SRINAGAR, India, June 1 (Thomson Reuters Foundation) - As soon as his son graduated from college, Ghulam Mohi-u-Din Dar asked him to take care of the family flower business in Kral Sangri, near Srinagar, the largest city in Indian-administered Kashmir.
“I knew it would be a waste of time for him to search for a job in the government or private sector,” Dar said, referring to the dearth of local employment opportunities.
Years of running his small business had given Dar, who left school after 10th grade around age 16, a sense of how his son’s higher education level could help him make a success of things.
Since Fayaz Ahmad started managing the business five years ago, it has flourished, said Dar.
“He most often searches for scientific ways of flower cultivation and marketing trends on his laptop or phone.
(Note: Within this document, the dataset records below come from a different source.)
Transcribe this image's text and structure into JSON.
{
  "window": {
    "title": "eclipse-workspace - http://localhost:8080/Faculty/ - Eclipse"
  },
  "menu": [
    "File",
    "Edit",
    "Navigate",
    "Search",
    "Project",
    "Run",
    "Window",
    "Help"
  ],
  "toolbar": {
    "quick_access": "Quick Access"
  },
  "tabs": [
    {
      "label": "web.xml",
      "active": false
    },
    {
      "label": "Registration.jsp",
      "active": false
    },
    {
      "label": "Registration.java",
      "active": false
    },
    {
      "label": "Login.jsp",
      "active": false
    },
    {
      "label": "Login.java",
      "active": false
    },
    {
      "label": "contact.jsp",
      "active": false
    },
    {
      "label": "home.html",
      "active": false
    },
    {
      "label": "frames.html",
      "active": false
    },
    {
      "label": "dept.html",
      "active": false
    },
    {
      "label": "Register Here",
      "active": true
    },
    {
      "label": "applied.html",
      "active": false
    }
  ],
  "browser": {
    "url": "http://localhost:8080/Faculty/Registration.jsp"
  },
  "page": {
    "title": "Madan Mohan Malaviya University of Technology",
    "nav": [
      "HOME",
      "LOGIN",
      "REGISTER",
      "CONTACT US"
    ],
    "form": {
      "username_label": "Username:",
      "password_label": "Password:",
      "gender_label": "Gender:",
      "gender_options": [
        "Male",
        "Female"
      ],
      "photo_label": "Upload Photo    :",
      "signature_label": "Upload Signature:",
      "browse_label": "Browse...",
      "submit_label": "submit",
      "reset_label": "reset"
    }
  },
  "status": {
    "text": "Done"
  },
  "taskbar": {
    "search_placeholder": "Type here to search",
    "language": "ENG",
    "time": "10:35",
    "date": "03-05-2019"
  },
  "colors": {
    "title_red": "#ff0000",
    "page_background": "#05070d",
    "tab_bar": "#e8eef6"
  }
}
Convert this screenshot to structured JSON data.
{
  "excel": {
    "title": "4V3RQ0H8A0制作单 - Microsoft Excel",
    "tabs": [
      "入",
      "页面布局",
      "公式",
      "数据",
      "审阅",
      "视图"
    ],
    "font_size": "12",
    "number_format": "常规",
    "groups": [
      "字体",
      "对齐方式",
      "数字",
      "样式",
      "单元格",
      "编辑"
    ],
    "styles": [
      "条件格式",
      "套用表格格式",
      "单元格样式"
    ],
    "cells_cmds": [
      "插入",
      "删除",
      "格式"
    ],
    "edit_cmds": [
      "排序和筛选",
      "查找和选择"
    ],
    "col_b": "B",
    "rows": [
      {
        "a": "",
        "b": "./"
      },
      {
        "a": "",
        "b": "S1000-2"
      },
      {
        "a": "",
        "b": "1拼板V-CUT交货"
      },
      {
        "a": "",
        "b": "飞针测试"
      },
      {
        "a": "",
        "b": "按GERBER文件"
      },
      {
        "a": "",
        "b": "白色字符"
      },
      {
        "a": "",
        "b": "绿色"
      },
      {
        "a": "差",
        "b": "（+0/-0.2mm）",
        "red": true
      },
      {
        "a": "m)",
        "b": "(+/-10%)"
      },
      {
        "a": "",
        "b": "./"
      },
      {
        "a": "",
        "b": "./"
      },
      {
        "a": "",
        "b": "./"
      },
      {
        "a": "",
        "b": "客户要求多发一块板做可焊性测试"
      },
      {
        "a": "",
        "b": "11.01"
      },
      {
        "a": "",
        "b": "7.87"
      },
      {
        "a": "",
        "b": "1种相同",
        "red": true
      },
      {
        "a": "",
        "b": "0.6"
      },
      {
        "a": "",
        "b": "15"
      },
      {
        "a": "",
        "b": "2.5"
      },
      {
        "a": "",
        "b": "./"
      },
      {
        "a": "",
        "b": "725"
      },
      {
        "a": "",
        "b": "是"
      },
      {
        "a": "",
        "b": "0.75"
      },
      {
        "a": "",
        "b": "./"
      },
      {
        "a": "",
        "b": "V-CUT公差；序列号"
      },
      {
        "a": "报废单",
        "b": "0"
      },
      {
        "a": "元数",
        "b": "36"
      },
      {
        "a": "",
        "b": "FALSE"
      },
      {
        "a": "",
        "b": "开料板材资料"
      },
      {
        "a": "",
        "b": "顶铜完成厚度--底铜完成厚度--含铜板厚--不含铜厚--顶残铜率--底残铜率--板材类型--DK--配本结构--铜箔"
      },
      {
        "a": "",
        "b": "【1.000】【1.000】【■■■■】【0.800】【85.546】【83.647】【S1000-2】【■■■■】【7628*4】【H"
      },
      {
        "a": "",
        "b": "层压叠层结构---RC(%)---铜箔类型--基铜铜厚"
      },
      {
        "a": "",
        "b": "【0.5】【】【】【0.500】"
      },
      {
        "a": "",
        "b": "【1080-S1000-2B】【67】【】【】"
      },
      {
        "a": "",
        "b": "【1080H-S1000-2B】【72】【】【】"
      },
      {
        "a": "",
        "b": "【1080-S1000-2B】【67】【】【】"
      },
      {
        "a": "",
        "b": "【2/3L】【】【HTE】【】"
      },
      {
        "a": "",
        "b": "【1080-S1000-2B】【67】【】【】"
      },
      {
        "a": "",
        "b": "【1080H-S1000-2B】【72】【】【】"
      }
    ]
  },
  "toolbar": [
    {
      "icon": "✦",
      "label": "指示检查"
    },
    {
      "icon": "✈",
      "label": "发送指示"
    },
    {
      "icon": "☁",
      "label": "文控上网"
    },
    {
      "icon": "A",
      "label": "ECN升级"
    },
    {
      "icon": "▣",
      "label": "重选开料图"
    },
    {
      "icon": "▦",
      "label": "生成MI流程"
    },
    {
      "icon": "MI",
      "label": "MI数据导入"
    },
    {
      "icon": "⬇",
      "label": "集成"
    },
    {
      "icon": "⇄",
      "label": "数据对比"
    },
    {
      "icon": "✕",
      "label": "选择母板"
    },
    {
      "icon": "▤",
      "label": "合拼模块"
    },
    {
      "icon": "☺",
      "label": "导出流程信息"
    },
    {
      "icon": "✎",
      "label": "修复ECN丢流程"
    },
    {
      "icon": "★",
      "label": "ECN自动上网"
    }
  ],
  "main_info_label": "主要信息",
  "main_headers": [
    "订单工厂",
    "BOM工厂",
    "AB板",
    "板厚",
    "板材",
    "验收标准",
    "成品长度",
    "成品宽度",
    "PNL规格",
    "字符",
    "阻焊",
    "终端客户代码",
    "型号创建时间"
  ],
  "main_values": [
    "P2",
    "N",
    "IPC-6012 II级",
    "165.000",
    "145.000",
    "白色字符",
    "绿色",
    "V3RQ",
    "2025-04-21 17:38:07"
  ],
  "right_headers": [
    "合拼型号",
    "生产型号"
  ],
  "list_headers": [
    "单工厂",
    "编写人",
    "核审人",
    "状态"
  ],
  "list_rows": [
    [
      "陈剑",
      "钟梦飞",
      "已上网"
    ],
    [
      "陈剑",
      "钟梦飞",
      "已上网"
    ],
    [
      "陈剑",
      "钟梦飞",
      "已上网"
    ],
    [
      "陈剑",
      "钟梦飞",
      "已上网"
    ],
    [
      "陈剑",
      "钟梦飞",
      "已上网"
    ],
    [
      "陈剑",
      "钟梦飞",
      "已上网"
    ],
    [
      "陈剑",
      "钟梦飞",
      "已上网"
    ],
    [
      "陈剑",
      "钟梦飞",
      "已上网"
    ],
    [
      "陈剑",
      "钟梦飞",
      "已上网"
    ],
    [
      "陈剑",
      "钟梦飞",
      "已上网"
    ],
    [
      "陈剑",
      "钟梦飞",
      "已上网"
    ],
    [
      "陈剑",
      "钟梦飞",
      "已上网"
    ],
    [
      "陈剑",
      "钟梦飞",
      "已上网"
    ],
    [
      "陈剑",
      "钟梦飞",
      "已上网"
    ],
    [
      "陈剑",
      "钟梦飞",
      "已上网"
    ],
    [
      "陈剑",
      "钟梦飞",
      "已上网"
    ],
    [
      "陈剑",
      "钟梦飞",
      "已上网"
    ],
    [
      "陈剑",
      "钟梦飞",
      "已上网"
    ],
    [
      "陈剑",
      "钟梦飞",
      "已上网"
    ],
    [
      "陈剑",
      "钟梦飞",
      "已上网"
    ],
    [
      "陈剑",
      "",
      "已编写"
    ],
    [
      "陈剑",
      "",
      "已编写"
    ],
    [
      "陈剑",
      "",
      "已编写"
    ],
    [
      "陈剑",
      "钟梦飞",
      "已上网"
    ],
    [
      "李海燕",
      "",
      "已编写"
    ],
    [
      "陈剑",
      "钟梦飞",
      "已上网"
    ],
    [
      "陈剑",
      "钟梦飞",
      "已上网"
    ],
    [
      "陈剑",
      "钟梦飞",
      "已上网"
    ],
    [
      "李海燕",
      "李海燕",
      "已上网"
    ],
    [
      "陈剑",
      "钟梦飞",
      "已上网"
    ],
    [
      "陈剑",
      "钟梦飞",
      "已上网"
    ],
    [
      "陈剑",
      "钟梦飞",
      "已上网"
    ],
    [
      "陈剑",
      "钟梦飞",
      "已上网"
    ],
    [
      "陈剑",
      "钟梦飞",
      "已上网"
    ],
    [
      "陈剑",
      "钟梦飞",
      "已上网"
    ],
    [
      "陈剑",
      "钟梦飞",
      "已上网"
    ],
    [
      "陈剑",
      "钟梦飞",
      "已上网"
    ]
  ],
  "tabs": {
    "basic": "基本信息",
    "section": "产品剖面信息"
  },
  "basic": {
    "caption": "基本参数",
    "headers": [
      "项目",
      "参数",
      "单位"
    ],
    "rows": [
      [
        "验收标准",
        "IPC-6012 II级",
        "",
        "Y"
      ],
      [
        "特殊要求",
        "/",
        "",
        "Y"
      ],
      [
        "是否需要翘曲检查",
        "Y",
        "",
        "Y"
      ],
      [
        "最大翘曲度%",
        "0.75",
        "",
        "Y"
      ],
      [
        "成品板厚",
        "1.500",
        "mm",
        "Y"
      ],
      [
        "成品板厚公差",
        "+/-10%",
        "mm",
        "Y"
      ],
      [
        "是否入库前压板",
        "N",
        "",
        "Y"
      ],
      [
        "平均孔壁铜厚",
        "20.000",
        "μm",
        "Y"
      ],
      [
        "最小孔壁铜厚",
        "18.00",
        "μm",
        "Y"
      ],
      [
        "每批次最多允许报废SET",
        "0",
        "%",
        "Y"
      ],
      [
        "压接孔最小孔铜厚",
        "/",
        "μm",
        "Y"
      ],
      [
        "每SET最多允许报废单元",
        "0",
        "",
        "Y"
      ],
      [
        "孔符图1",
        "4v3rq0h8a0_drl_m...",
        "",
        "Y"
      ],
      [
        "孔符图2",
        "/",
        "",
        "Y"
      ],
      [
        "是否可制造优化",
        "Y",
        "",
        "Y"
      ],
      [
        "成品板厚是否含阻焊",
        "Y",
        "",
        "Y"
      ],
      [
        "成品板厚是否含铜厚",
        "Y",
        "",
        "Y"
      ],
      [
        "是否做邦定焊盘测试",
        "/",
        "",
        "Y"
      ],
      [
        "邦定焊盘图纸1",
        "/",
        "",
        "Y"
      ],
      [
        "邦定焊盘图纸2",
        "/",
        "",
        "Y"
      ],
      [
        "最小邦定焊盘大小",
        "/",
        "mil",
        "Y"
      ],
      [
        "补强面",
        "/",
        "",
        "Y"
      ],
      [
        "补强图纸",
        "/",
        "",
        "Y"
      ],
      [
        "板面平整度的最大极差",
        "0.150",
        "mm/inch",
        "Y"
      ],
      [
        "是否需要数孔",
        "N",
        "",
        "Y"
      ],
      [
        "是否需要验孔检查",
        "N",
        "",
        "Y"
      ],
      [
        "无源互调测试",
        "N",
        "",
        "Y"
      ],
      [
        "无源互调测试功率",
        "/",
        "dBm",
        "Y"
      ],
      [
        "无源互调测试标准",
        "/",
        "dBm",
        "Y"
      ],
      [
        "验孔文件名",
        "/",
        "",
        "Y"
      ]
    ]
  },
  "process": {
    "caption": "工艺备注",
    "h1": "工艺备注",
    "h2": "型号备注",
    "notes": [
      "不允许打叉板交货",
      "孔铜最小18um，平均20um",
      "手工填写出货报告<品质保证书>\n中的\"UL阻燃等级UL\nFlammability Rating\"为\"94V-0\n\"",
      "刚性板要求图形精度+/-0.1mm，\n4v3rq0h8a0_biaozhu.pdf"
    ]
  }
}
This has helped us make the most from flower cultivation,” Dar said.
As the Himalayan region struggles with unemployment and the loss of large swathes of its agricultural land to construction, local farmers are being won over to floriculture.
Most Kashmiris have traditionally earned their living from farming, but rising numbers are selling their land, complaining they earn too little from growing traditional crops such as rice and maize, due to small plot sizes and low yields.
From 2006 to 2016, Kashmir lost 53,000 hectares (130,966 acres) of paddy land, according to its agricultural ministry.
A government survey in January put the region’s unemployment rate at 25 percent, almost double the national level.
While directing labourers in one of his polyhouses, Ahmad said he was enjoying life as an entrepreneur.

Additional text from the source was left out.